I love these moments.
And I can see that the beauty in life can be overwhelming. We need it, but some people refuse to recognize it because they need to stay in their place of unhappiness. However, we need to appreciate the beauty that life provides because it can help blanket the ugliness that is always lurking. If we don't stop to look for the beauty or we don't appreciate it...then, it will pass us up or be wasted upon us.

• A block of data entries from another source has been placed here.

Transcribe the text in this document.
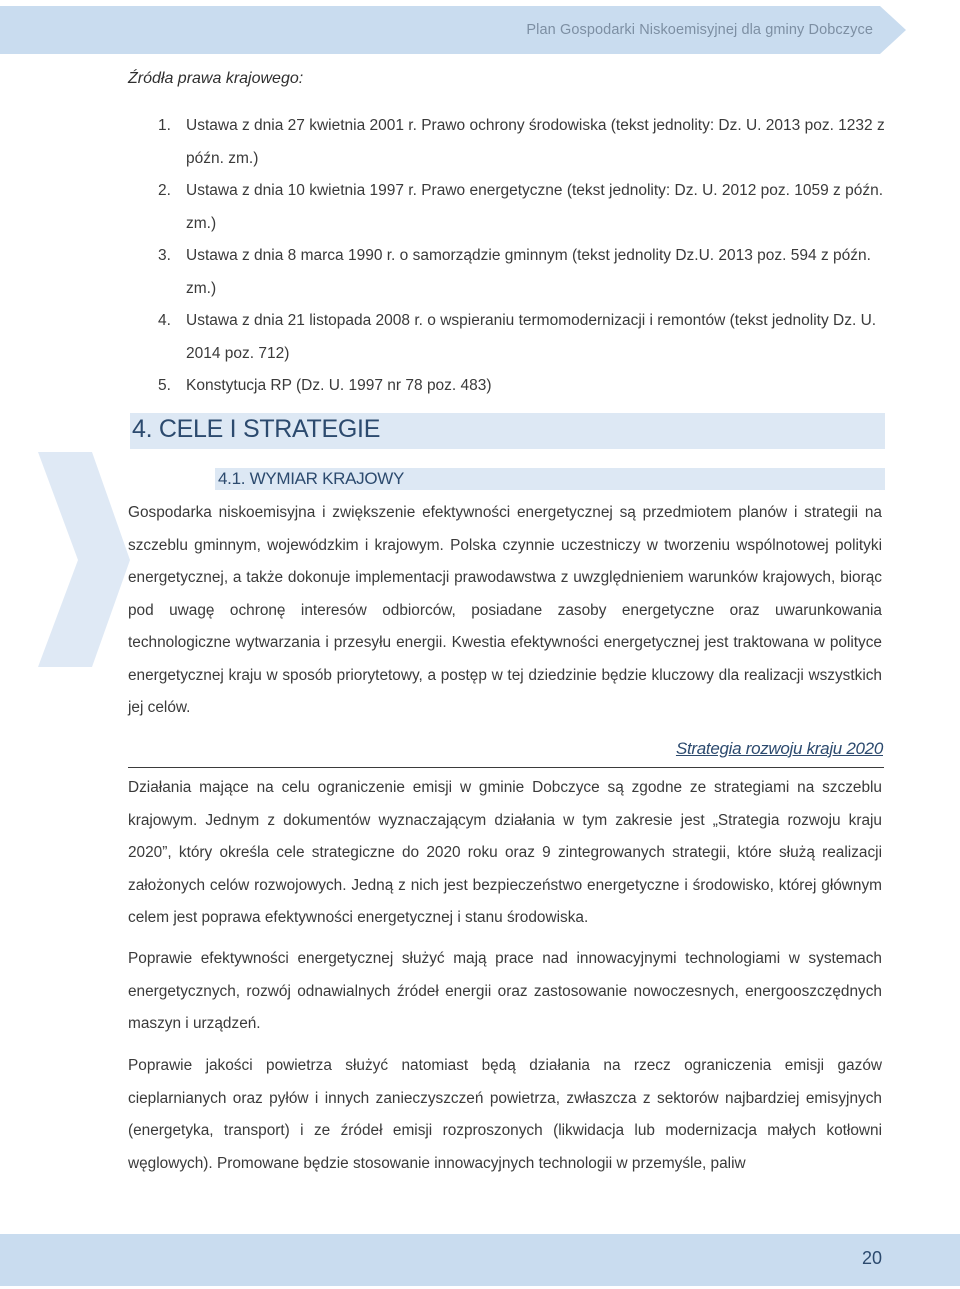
Plan Gospodarki Niskoemisyjnej dla gminy Dobczyce
Źródła prawa krajowego:
1. Ustawa z dnia 27 kwietnia 2001 r. Prawo ochrony środowiska (tekst jednolity: Dz. U. 2013 poz. 1232 z późn. zm.)
2. Ustawa z dnia 10 kwietnia 1997 r. Prawo energetyczne (tekst jednolity: Dz. U. 2012 poz. 1059 z późn. zm.)
3. Ustawa z dnia 8 marca 1990 r. o samorządzie gminnym (tekst jednolity Dz.U. 2013 poz. 594 z późn. zm.)
4. Ustawa z dnia 21 listopada 2008 r. o wspieraniu termomodernizacji i remontów (tekst jednolity Dz. U. 2014 poz. 712)
5. Konstytucja RP (Dz. U. 1997 nr 78 poz. 483)
4. CELE I STRATEGIE
4.1. WYMIAR KRAJOWY

Gospodarka niskoemisyjna i zwiększenie efektywności energetycznej są przedmiotem planów i strategii na szczeblu gminnym, wojewódzkim i krajowym. Polska czynnie uczestniczy w tworzeniu wspólnotowej polityki energetycznej, a także dokonuje implementacji prawodawstwa z uwzględnieniem warunków krajowych, biorąc pod uwagę ochronę interesów odbiorców, posiadane zasoby energetyczne oraz uwarunkowania technologiczne wytwarzania i przesyłu energii. Kwestia efektywności energetycznej jest traktowana w polityce energetycznej kraju w sposób priorytetowy, a postęp w tej dziedzinie będzie kluczowy dla realizacji wszystkich jej celów.

Strategia rozwoju kraju 2020

Działania mające na celu ograniczenie emisji w gminie Dobczyce są zgodne ze strategiami na szczeblu krajowym. Jednym z dokumentów wyznaczającym działania w tym zakresie jest „Strategia rozwoju kraju 2020”, który określa cele strategiczne do 2020 roku oraz 9 zintegrowanych strategii, które służą realizacji założonych celów rozwojowych. Jedną z nich jest bezpieczeństwo energetyczne i środowisko, której głównym celem jest poprawa efektywności energetycznej i stanu środowiska.

Poprawie efektywności energetycznej służyć mają prace nad innowacyjnymi technologiami w systemach energetycznych, rozwój odnawialnych źródeł energii oraz zastosowanie nowoczesnych, energooszczędnych maszyn i urządzeń.

Poprawie jakości powietrza służyć natomiast będą działania na rzecz ograniczenia emisji gazów cieplarnianych oraz pyłów i innych zanieczyszczeń powietrza, zwłaszcza z sektorów najbardziej emisyjnych (energetyka, transport) i ze źródeł emisji rozproszonych (likwidacja lub modernizacja małych kotłowni węglowych). Promowane będzie stosowanie innowacyjnych technologii w przemyśle, paliw

20
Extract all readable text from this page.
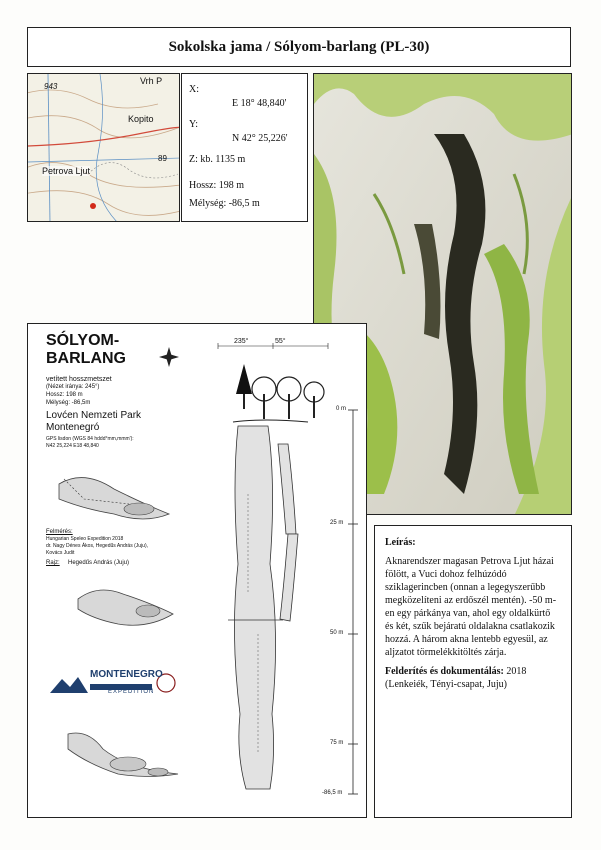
Sokolska jama / Sólyom-barlang (PL-30)
943
Vrh P
Kopito
Petrova Ljut
89
X:
E 18° 48,840'
Y:
N 42° 25,226'
Z: kb. 1135 m
Hossz: 198 m
Mélység: -86,5 m
SÓLYOM-
BARLANG
vetített hosszmetszet
(Nézet iránya: 245°)
Hossz: 198 m
Mélység: -86,5m
Lovćen Nemzeti Park
Montenegró
GPS lisdon (WGS 84 hddd°mm,mmm'):
N42 25,224 E18 48,840
Felmérés:
Hungarian Speleo Expedition 2018
dr. Nagy Dénes Ákos, Hegedűs András (Juju),
Kovács Judit
Rajz: Hegedűs András (Juju)
MONTENEGRO
EXPEDITION
235°	55°
0 m
25 m
50 m
75 m
-86,5 m

Leírás:

Aknarendszer magasan Petrova Ljut házai fölött, a Vuci dohoz felhúzódó sziklagerincben (onnan a legegyszerűbb megközelíteni az erdőszél mentén). -50 m-en egy párkánya van, ahol egy oldalkürtő és két, szűk bejáratú oldalakna csatlakozik hozzá. A három akna lentebb egyesül, az aljzatot törmelékkitöltés zárja.

Felderítés és dokumentálás: 2018 (Lenkeiék, Tényi-csapat, Juju)
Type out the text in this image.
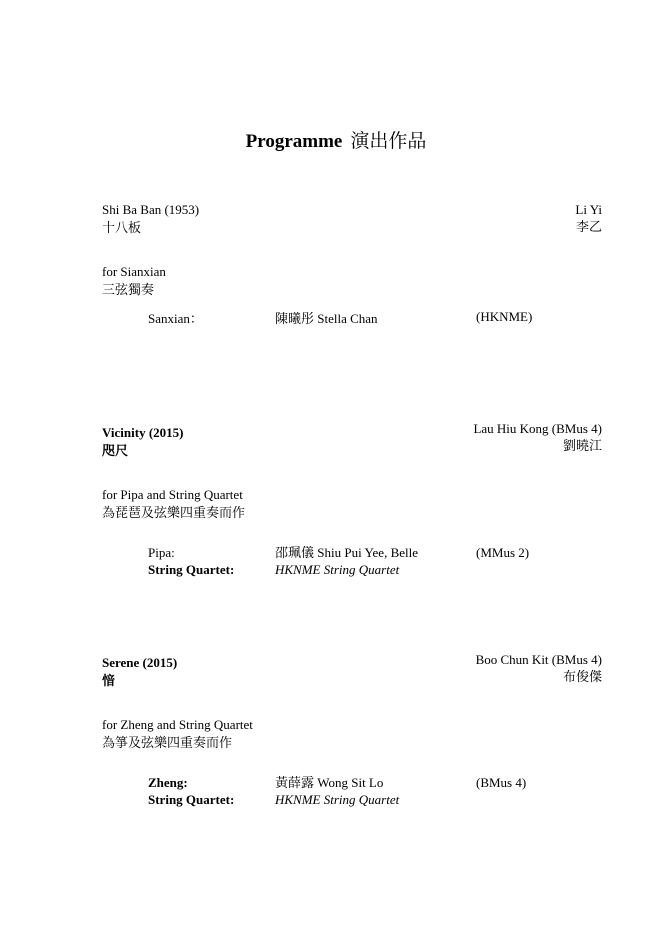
Programme 演出作品
Shi Ba Ban (1953)
十八板
Li Yi
李乙
for Sianxian
三弦獨奏
Sanxian：	陳曦彤 Stella Chan	(HKNME)
Vicinity (2015)
咫尺
Lau Hiu Kong (BMus 4)
劉曉江
for Pipa and String Quartet
為琵琶及弦樂四重奏而作
Pipa:	邵珮儀 Shiu Pui Yee, Belle	(MMus 2)
String Quartet:	HKNME String Quartet
Serene (2015)
愔
Boo Chun Kit (BMus 4)
布俊傑
for Zheng and String Quartet
為箏及弦樂四重奏而作
Zheng:	黃薛露 Wong Sit Lo	(BMus 4)
String Quartet:	HKNME String Quartet
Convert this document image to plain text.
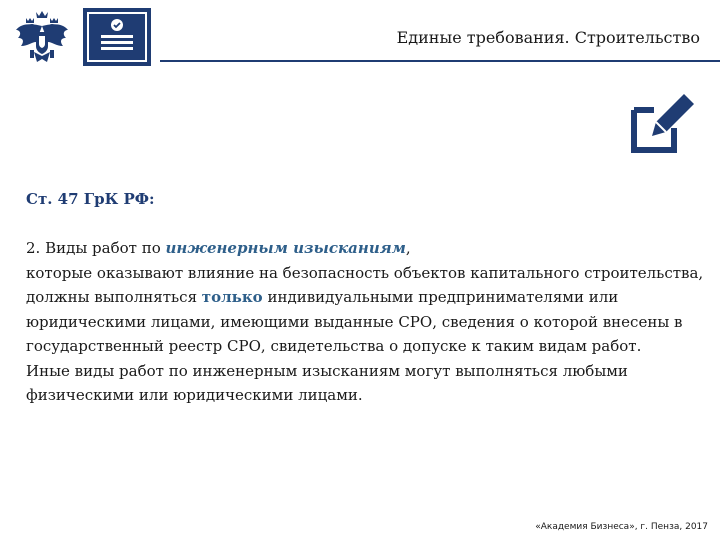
Единые требования. Строительство
Ст. 47 ГрК РФ:

2. Виды работ по инженерным изысканиям,

которые оказывают влияние на безопасность объектов капитального строительства,

должны выполняться только индивидуальными предпринимателями или юридическими лицами, имеющими выданные СРО, сведения о которой внесены в государственный реестр СРО, свидетельства о допуске к таким видам работ.

Иные виды работ по инженерным изысканиям могут выполняться любыми физическими или юридическими лицами.

«Академия Бизнеса», г. Пенза, 2017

|Shaye's first trip to a Feed Store; here she gets to see the chicks.|
Don't waste the beauty in nature that is everywhere...soak it in and no matter what has happened in your life or in someone else's life, you need to not feel guilty about savoring moments of joy that nature provides as a FREE GIFT! To waste those gifts would be wrong. A choice to ignore the best and to focus on the worst is not much of a choice, so enjoy the little things, the big things and all in between!
I refuse to let life make me bitter. When all the family and friends are gone and Sgt. Dave is bogged down with work to keep him busy, I might be alone, but I am NEVER lonely. I LOVE to LOVE all that nature has to offer...from the crunch of the leaves under my feet to the bloom of a wild-flower, I love it all. Well, I don't much like the huge bumble bee that chases me in a territorial rage, but I do appreciate the view as I run the other direction. Get it?
Beauty exists; joy is ready to be experienced; love is everywhere...make it yours and help to spread it around, someone else might need to be reminded to appreciate the good in life!